Deep time: An artist's illustration of Planck, a 1.5-metre telescope with two ultra-sensitive detectors of cosmic microwave background radiation, or CMB.
Credit: ESA
CMB is the cooled remnant of the first blast that travelled freely across the heavens, a kind of 'fossil' radiation released shortly after the so-called Big Bang. In detecting this radiation – omnipresent but with no particular source – Planck will be seeing the universe as it was almost at its origin.
It will observe the microwaves by measuring minuscule differences in temperature across patches in space, thought to be the imprints left by CMB by the earliest seeds of today's huge concentrations of matter, such as galaxies.
The probe may also yield clues on the mysterious dark matter that scientists say accounts for around 25 per cent of all the stuff in the universe, but which has never been directly detected.
Feat of engineering
Likewise for dark energy, a theoretical phenomenon that could account for 70 per cent of the remainder. It could explain why the universe is expanding at an accelerating rate, rather than slowing down.
Herschel is a feat of engineering, combining the need for lightness with optical precision.

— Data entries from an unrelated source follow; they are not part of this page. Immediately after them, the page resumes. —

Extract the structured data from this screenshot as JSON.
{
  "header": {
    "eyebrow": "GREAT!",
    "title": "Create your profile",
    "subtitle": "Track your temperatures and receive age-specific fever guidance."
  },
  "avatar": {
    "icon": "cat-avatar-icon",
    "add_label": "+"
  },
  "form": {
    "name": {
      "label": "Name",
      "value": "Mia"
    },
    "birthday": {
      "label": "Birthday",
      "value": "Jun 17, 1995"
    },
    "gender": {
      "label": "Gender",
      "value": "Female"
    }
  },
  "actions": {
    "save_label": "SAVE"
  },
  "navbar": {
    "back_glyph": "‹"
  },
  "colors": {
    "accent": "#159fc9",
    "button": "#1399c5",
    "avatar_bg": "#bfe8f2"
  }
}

Its huge primary mirror – 3.5 metres across – features an unprecedented fusion of 12 silicon carbide petals into a single piece. The mirror has had to be polished to eliminate any imperfections bigger than a few thousandths of a millimetre high. Planck's two detectors hold a claim on being the most sensitive CMB sensors ever built.
Herschel is scheduled to work for three years. Its mission will end when the helium used to cool its instruments runs out. Planck is set to yield data for at least 15 months, perhaps longer depending on its own cooling capacity.